I was half convinced by her enthusiasm before she began groaning and moaning adjacent to me again. "Should we dance this out?" I asked as her eyes lit up like firecrackers.

"Yes, and pick something good. I need to shake this twisted mess out of me." As we were dancing in our judgment free bubble with glee, my inquisitive husband Derek walked in the room.

"Oh, good...It looks like you two are celebrating. I'm glad to see that you and Owen have finally worked things out." McDreamy carelessly smoothed his way over his words as I shot him a stern expression before nearly melting at his smile. How was it possible for Derek to be so devilishly sexy even during his sporadic blunders such as this?

"Turn it up, Meredith!" Cristina started power-bopping on the coffee table, attempting to drown out my husband's unwanted contribution to our moment of espousing our emotional freedom.

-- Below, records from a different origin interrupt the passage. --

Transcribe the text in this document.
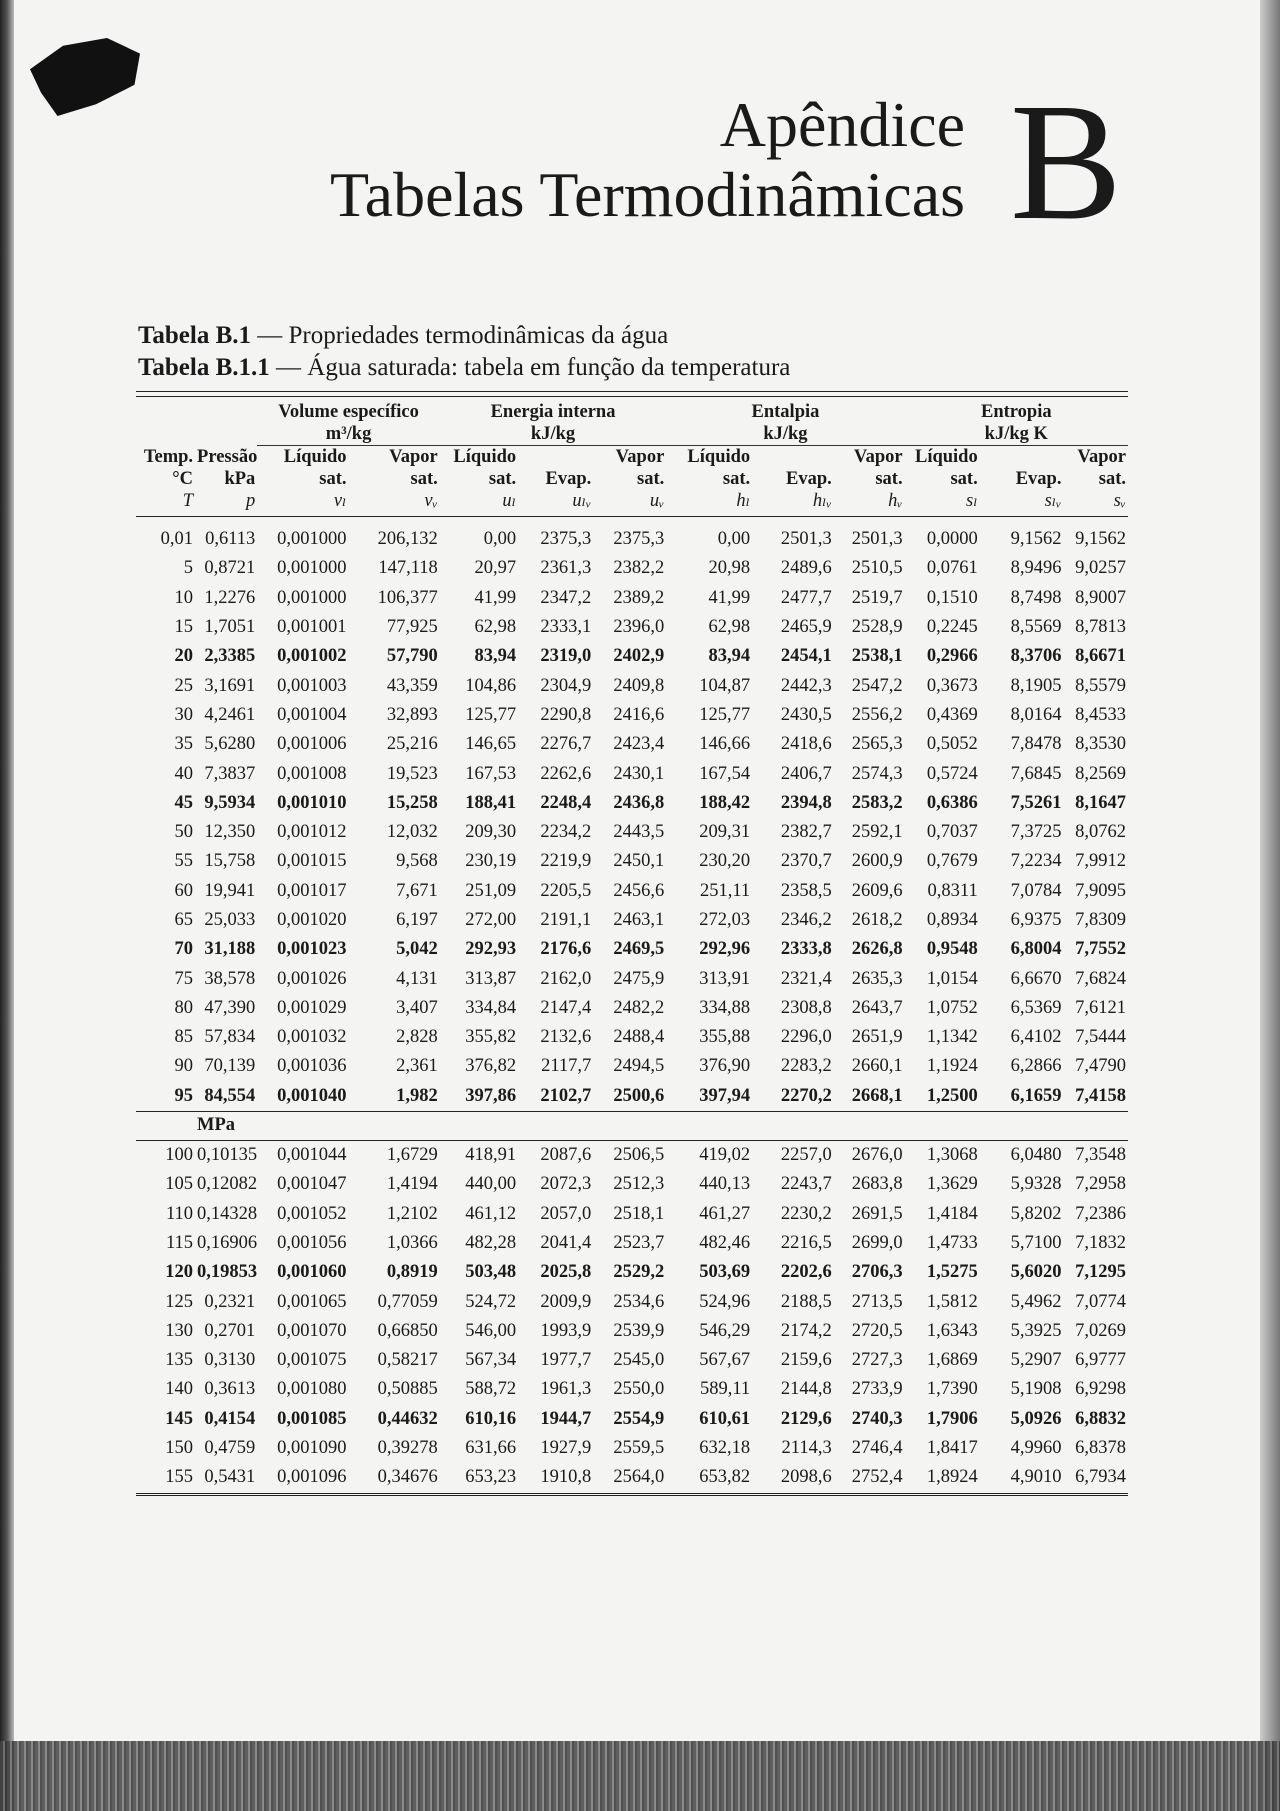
Apêndice
Tabelas Termodinâmicas B
Tabela B.1 — Propriedades termodinâmicas da água
Tabela B.1.1 — Água saturada: tabela em função da temperatura
		Volume específico		Energia interna			Entalpia			Entropia		
		m³/kg		kJ/kg			kJ/kg			kJ/kg K		
Temp.	Pressão	Líquido	Vapor	Líquido		Vapor	Líquido		Vapor	Líquido		Vapor
°C	kPa	sat.	sat.	sat.	Evap.	sat.	sat.	Evap.	sat.	sat.	Evap.	sat.
T	p	vₗ	vᵥ	uₗ	uₗᵥ	uᵥ	hₗ	hₗᵥ	hᵥ	sₗ	sₗᵥ	sᵥ
0,01	0,6113	0,001000	206,132	0,00	2375,3	2375,3	0,00	2501,3	2501,3	0,0000	9,1562	9,1562
5	0,8721	0,001000	147,118	20,97	2361,3	2382,2	20,98	2489,6	2510,5	0,0761	8,9496	9,0257
10	1,2276	0,001000	106,377	41,99	2347,2	2389,2	41,99	2477,7	2519,7	0,1510	8,7498	8,9007
15	1,7051	0,001001	77,925	62,98	2333,1	2396,0	62,98	2465,9	2528,9	0,2245	8,5569	8,7813
20	2,3385	0,001002	57,790	83,94	2319,0	2402,9	83,94	2454,1	2538,1	0,2966	8,3706	8,6671
25	3,1691	0,001003	43,359	104,86	2304,9	2409,8	104,87	2442,3	2547,2	0,3673	8,1905	8,5579
30	4,2461	0,001004	32,893	125,77	2290,8	2416,6	125,77	2430,5	2556,2	0,4369	8,0164	8,4533
35	5,6280	0,001006	25,216	146,65	2276,7	2423,4	146,66	2418,6	2565,3	0,5052	7,8478	8,3530
40	7,3837	0,001008	19,523	167,53	2262,6	2430,1	167,54	2406,7	2574,3	0,5724	7,6845	8,2569
45	9,5934	0,001010	15,258	188,41	2248,4	2436,8	188,42	2394,8	2583,2	0,6386	7,5261	8,1647
50	12,350	0,001012	12,032	209,30	2234,2	2443,5	209,31	2382,7	2592,1	0,7037	7,3725	8,0762
55	15,758	0,001015	9,568	230,19	2219,9	2450,1	230,20	2370,7	2600,9	0,7679	7,2234	7,9912
60	19,941	0,001017	7,671	251,09	2205,5	2456,6	251,11	2358,5	2609,6	0,8311	7,0784	7,9095
65	25,033	0,001020	6,197	272,00	2191,1	2463,1	272,03	2346,2	2618,2	0,8934	6,9375	7,8309
70	31,188	0,001023	5,042	292,93	2176,6	2469,5	292,96	2333,8	2626,8	0,9548	6,8004	7,7552
75	38,578	0,001026	4,131	313,87	2162,0	2475,9	313,91	2321,4	2635,3	1,0154	6,6670	7,6824
80	47,390	0,001029	3,407	334,84	2147,4	2482,2	334,88	2308,8	2643,7	1,0752	6,5369	7,6121
85	57,834	0,001032	2,828	355,82	2132,6	2488,4	355,88	2296,0	2651,9	1,1342	6,4102	7,5444
90	70,139	0,001036	2,361	376,82	2117,7	2494,5	376,90	2283,2	2660,1	1,1924	6,2866	7,4790
95	84,554	0,001040	1,982	397,86	2102,7	2500,6	397,94	2270,2	2668,1	1,2500	6,1659	7,4158
	MPa											
100	0,10135	0,001044	1,6729	418,91	2087,6	2506,5	419,02	2257,0	2676,0	1,3068	6,0480	7,3548
105	0,12082	0,001047	1,4194	440,00	2072,3	2512,3	440,13	2243,7	2683,8	1,3629	5,9328	7,2958
110	0,14328	0,001052	1,2102	461,12	2057,0	2518,1	461,27	2230,2	2691,5	1,4184	5,8202	7,2386
115	0,16906	0,001056	1,0366	482,28	2041,4	2523,7	482,46	2216,5	2699,0	1,4733	5,7100	7,1832
120	0,19853	0,001060	0,8919	503,48	2025,8	2529,2	503,69	2202,6	2706,3	1,5275	5,6020	7,1295
125	0,2321	0,001065	0,77059	524,72	2009,9	2534,6	524,96	2188,5	2713,5	1,5812	5,4962	7,0774
130	0,2701	0,001070	0,66850	546,00	1993,9	2539,9	546,29	2174,2	2720,5	1,6343	5,3925	7,0269
135	0,3130	0,001075	0,58217	567,34	1977,7	2545,0	567,67	2159,6	2727,3	1,6869	5,2907	6,9777
140	0,3613	0,001080	0,50885	588,72	1961,3	2550,0	589,11	2144,8	2733,9	1,7390	5,1908	6,9298
145	0,4154	0,001085	0,44632	610,16	1944,7	2554,9	610,61	2129,6	2740,3	1,7906	5,0926	6,8832
150	0,4759	0,001090	0,39278	631,66	1927,9	2559,5	632,18	2114,3	2746,4	1,8417	4,9960	6,8378
155	0,5431	0,001096	0,34676	653,23	1910,8	2564,0	653,82	2098,6	2752,4	1,8924	4,9010	6,7934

I jerked my prying eyes toward Derek once more as I picked up the stereo's remote control. I allowed the music to flood my soul as it seamlessly filled the room from wall to wall.

"Okay, I get it. Sorry I encroached on your woman time. I'll go get Zola dressed; she's been asking to go to the park to play with Sophia anyways. I'll go call Callie, and then we'll be out of your hair for awhile."

I mouthed the words Thank You as he made his way up the stairs and out of earshot.

"I'm sorry about that." I yelled toward my friend as we danced in our arresting synchronization.

"Don't talk. Just dance, Mer." Cristina hollered back with her eyes closed and a forced fence of merriment poured over her vibrant face. I marveled at my lovely Medusa's hair of snakes. While they began lowering their stern carriage, bouncing gaily with more intensity, I too danced with greater ferocity as the track changed to a more upbeat rhythm, and we shook out all of our dark and twisty bits.